La singularité du mâle, singularité qui se condensait dans l’exception d’un seul d’avoir toute la jouissance, en passant par son annulation – le meurtre – renvoie cette singularité à une dimension d’intime tout en rendant le sujet comptable et cohérent avec la dimension de communauté humaine. Le sujet se constitue de cette place vide, de cet acte d’abandon de la jouissance à un jeu collectif. Le pacte est donc un acte individuel qui compte sur tous les autres actes individuels, sans garantie de résultat mais pas sans espoir.
Comme il s’origine sur une place vide, tout comme la communauté, tout comme les autres, il peut être également représenté par le totem qui a cette propriété d’être un représentant multiple : il représente le mâle qui s’est sacrifié malgré lui pour donner naissance à une dimension non biologique, le totem représente également la communauté, et, a travers la communauté il représente chaque membre de la communauté. En cela il devient un signifiant très primitif, générateur d’autres signifiants plus différentiés. La définition du signifiant est respecté : « un signifiant est ce qui représente le sujet pour un autre signifiant » ce qui est le cas du totem en se dédoublant logiquement : le même signifiant représente les deux sujets concernés. De même l’arbitraire du signifiant dans la mesure où, représentant la place vide, il se doit d’avoir une distance suffisante pour pour ne pas être confondue avec tout argument qui pourrait remplir venir cette place. Quant au glissement du signifiant sur le signifié, c’est l’avantage des mots primitifs de désigner, d’emblée, plusieurs choses par ailleurs distinctes.
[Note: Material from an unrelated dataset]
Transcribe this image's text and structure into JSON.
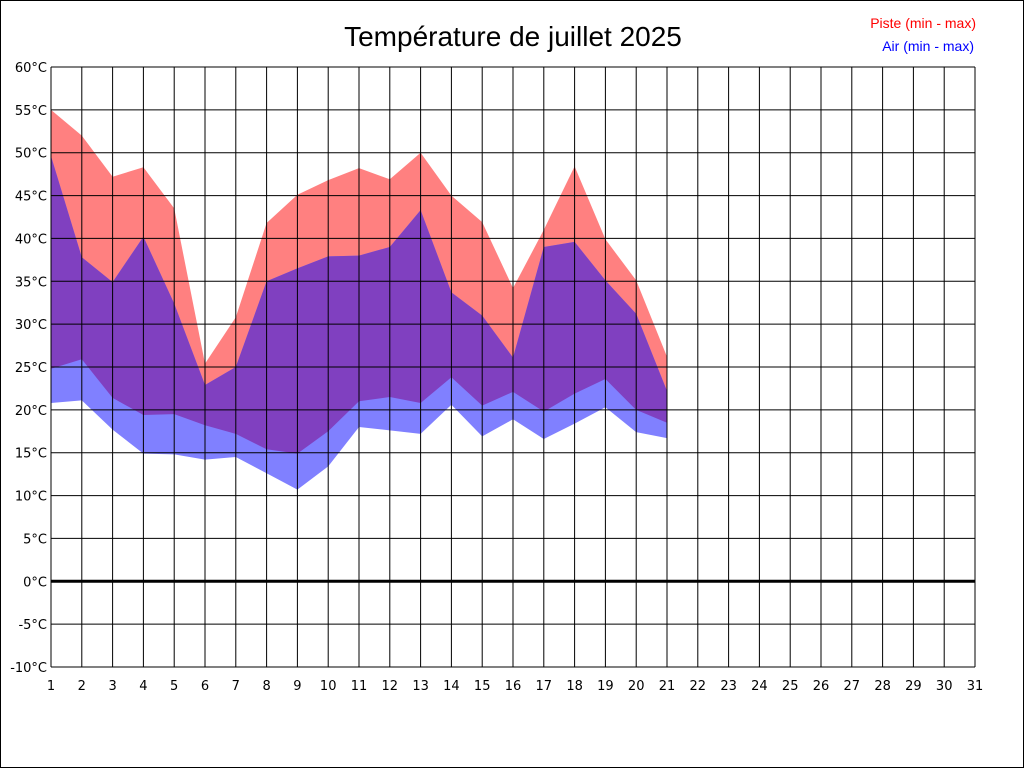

Tout cela institue une dimension de langage sans laquelle la perception, même intelligente de ces mystères de transmutation, seraient resté dans l’intimité du psychisme sans parvenir à cette entité nécessaire à sa réalisation : la communauté humaine. Le mythe de totem et tabou, par la misse en relief – après coup – du père comme place vide, par l’effet différenciateur que cette place vide procure tout en réalisant un lien renvoie à la fonction paternelle de Lacan, dont une des fonction est de réaliser une coupure qui fait lien.